In Paying Attention Father Patrick Griffin continues his reflection series on Considering Consecrated Life
Can you imagine Vincentian History playing out in another fashion?
Let us suppose that it all began in a like manner, but then something changed. We know the story. In the beginning, Vincent de Paul carries out his ministry at Clichy and then goes to work for the de Gondis. His encounter with the peasant at Gannes and his preaching in Folleville happen the same way as we tell the story. In Chatillon, he experiences the generosity of his people in the service of the afflicted family and this leads to the Charities. When he returns to the de Gondis, he takes up the work of preaching the missions and he begins to attract similar minded priests and brothers to himself. Wherever he or his priests go to preach, they establish the Charities for the care of the local people in need. As he begins to work more widely in Paris, he comes to know the generosity of well-established and wealthy women. They become his Ladies of Charity and the basic resource for the service of the poor because of their charitable hearts and their willingness to be guided by his vision. These influential women enable the care of those most marginalized. As it happens, oftentimes, these women send their servants to carry out the actual hands-on ministry. This reality does not correspond with Vincent’s sense of service, but perhaps represents the best that can be done in the current situation. When he meets the competent, and sometimes difficult, Louise de Marillac, together they develop an effective means of responding to the needs of their time through the Charities and the Ladies of Charity.
We know that Louise, like Vincent, is highly intelligent. She has a good education both in the classical and practical sense. During the serious sickness of her husband, she has her lumière experience at Pentecost. The Spirit offers direction and purpose for her life. At the death of her husband, she draws closer to Vincent and begins to become more and more involved in giving direction to the Charities and in associating with the Ladies of Charity. In these efforts, she discovers the ways to make the best use of her training and education on behalf of the poor.
It does not require a genius of the Vincentian Family to discover what is missing. There is no establishment of the Company of the Daughters of Charity! Vincent tells the Daughters:
“I’ve told you many times, Sisters, that you can be very certain that God is your founder, for I can tell you before Him that in my whole life I never thought of it, and neither, I think, did Mlle. Le Gras.” (VdP, CCD 9. L. 24, p. 192)

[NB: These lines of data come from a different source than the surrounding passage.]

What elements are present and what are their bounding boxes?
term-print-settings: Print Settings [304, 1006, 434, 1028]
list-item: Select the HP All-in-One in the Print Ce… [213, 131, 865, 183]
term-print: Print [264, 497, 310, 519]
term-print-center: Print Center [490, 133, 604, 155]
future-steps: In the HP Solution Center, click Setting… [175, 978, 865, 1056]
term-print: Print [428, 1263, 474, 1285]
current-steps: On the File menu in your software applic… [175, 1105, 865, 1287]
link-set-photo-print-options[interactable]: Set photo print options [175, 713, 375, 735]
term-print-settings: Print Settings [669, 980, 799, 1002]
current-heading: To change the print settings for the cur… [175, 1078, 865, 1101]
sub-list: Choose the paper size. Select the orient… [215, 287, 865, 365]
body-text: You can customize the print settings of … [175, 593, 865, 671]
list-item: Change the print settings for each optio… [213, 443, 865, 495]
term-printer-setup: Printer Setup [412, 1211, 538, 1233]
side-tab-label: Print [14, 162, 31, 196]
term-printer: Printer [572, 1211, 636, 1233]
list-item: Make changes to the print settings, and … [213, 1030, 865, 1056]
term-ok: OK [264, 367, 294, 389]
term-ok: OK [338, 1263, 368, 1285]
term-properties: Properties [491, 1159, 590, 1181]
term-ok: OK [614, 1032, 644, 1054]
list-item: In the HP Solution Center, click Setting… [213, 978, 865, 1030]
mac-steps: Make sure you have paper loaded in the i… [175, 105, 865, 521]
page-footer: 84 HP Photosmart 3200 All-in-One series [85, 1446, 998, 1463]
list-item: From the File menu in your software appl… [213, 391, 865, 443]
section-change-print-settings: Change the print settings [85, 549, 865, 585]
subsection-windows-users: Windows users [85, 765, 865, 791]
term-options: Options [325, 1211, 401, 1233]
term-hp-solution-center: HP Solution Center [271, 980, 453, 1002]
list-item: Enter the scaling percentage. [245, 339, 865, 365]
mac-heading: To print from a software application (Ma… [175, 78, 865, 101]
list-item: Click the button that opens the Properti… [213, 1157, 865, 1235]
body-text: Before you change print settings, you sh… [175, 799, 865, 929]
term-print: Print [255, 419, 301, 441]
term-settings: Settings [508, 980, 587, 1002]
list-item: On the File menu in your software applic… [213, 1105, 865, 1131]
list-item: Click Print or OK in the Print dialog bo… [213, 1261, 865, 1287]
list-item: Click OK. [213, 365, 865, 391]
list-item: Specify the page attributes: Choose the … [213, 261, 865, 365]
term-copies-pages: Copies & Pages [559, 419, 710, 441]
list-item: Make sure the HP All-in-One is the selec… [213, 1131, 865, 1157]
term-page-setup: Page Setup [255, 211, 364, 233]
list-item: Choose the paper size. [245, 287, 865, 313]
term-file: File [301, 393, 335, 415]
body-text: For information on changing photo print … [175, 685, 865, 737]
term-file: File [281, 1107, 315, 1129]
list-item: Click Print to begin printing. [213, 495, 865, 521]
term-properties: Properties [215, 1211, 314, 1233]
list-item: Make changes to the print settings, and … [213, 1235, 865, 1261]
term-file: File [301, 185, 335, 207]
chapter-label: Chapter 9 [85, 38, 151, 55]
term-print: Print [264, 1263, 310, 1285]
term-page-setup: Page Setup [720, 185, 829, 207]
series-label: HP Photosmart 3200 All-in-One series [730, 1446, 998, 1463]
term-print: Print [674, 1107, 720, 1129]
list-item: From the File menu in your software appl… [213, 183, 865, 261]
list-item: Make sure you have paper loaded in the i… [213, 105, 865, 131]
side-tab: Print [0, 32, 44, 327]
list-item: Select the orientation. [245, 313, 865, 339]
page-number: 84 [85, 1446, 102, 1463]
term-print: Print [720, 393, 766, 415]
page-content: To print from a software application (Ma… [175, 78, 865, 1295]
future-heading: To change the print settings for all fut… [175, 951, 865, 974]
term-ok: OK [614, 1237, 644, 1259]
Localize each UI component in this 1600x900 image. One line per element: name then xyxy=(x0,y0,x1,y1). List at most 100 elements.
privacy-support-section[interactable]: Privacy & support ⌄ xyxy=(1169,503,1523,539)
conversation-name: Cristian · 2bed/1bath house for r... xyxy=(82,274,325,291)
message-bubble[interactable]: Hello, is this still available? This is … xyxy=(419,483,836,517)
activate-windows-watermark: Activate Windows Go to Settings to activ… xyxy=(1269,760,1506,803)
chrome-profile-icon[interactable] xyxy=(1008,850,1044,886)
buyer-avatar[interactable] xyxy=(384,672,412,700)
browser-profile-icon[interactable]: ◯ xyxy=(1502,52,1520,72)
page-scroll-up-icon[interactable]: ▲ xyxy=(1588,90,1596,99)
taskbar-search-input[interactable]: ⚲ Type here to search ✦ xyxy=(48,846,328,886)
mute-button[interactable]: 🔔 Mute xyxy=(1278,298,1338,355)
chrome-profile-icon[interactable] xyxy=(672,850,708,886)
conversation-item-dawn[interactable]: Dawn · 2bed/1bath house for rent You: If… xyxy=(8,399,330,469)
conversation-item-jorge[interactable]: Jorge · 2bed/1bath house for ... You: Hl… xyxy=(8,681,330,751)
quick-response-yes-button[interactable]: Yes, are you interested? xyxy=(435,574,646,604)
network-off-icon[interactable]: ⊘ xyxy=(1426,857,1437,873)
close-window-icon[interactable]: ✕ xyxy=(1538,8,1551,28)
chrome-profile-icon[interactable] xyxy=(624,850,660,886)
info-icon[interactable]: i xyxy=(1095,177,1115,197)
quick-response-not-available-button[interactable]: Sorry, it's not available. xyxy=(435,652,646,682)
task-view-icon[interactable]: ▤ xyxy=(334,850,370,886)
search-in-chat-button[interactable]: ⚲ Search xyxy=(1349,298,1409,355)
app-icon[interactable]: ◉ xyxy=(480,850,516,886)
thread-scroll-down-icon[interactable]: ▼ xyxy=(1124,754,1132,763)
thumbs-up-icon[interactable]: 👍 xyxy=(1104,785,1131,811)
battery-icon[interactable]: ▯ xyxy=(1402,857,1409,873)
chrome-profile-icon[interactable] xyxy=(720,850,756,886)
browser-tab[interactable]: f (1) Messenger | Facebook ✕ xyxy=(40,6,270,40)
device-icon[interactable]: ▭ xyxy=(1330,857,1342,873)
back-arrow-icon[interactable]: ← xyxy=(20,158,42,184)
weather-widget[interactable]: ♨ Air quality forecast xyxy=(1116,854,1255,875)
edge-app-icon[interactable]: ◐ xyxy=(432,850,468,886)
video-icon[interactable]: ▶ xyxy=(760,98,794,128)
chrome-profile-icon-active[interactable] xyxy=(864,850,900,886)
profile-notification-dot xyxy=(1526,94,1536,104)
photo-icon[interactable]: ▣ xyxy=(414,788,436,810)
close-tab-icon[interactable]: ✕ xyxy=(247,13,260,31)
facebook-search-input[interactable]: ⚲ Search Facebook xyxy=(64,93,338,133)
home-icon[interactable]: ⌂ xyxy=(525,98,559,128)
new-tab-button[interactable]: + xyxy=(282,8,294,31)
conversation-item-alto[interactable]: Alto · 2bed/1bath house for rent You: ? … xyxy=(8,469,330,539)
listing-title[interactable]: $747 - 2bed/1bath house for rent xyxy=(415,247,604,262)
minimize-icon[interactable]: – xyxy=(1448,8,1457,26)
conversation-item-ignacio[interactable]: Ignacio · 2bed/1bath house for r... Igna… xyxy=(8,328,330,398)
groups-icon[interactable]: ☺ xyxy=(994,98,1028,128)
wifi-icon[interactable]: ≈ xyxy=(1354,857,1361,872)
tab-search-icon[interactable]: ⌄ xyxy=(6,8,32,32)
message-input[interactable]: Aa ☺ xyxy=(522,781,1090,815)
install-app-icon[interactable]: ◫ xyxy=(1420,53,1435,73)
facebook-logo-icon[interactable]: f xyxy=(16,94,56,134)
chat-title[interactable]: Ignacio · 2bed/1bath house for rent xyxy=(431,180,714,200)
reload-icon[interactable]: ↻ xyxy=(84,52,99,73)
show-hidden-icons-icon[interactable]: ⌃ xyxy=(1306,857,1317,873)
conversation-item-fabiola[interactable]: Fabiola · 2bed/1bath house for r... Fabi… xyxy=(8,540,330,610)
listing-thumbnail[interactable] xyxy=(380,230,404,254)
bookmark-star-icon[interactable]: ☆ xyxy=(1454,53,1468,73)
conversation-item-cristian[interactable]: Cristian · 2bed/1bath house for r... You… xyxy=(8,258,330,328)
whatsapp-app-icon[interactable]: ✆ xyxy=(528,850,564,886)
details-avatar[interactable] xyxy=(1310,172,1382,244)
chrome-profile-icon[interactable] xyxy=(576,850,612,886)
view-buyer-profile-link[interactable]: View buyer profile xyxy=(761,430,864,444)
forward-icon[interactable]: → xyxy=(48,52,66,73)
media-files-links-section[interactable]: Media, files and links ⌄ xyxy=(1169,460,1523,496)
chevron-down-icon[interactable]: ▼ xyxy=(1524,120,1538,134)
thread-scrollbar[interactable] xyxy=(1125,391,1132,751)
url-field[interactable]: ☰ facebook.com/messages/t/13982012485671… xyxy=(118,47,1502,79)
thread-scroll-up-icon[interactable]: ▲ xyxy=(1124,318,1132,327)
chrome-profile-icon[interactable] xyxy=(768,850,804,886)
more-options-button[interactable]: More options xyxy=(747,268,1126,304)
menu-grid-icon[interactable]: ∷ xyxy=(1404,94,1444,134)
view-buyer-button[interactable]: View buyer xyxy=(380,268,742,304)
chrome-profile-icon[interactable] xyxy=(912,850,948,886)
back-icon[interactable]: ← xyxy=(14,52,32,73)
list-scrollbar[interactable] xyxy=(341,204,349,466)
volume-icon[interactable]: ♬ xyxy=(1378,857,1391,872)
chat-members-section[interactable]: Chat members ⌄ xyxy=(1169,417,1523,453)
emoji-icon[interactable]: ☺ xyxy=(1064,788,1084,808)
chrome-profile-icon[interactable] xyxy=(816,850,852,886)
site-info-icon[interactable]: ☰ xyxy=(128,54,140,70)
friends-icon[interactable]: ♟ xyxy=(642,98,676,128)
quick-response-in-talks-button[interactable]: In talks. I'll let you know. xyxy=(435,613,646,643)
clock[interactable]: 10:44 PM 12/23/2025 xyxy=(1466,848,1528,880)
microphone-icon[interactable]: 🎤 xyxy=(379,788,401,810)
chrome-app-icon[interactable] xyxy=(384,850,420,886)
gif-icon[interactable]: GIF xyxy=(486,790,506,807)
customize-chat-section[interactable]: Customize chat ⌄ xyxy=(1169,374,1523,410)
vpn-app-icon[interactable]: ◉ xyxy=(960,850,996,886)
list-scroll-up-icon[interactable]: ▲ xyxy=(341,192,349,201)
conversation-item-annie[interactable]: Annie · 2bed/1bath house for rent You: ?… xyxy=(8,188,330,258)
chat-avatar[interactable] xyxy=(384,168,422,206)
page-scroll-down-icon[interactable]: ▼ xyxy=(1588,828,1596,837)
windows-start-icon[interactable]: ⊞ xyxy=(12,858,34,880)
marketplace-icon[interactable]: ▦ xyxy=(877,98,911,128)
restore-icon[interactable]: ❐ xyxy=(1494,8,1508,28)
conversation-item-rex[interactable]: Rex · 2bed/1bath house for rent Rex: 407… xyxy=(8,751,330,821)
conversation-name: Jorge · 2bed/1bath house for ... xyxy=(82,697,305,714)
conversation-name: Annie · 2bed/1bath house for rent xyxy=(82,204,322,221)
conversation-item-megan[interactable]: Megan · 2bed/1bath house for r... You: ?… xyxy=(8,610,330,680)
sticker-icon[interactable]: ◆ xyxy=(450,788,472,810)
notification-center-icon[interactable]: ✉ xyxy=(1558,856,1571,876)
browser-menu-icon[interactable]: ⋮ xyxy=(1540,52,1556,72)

We need to take Vincent at his word. Both he and Louise were at a loss as to how to serve the needs of the poor more effectively, given the world in which they lived. They sought for an answer which was under their noses! God’s solution had to walk literally into their presence and make herself known—Marguerite Naseau. For all their intelligence and desire to do good, they needed to be taught by another of less training. Their willingness to pay attention, however, won the day. But, she made the difference.
I love the Gospel stories of the post-resurrection when Mary Magdalene has the opportunity to talk with Jesus, but does not recognize him. He is right there, looking her in the face, but she does not see him because she is looking for something else. Jesus has to call her by name before she allows her eyes to focus on the object of her hope that is only feet away. (We note how, later, the disciples on the road to Emmaus have a similar experience.)
One can imagine how often Vincent and Louise saw these strong, young countrywomen on their journeys and in the villages, but the saintly duo never made the connection with the very ministry which they sought to accomplish. Marguerite needed to introduce herself to them and explain how she could be the very solution which they sought. One can imagine a cartoon in which a light bulb lit up above the heads of our Founders! Do you think that Vincent thought back to this first encounter when he spoke about the foundation of the Company being the work of God alone?
The Vincentian Family needs to continue to pay attention to the wisdom which surrounds us and particularly which arrives from places where we (perhaps in our pride, perhaps in our distraction) are not prepared to recognize it. Those with whom and for whom we minister have much to teach us. The circumstances of our times and lives can be the ways in which the Lord points out the path to better and more collaborative service. In these matters, Marguerite may be our inspiration. This attentiveness could be the difference which changes our history.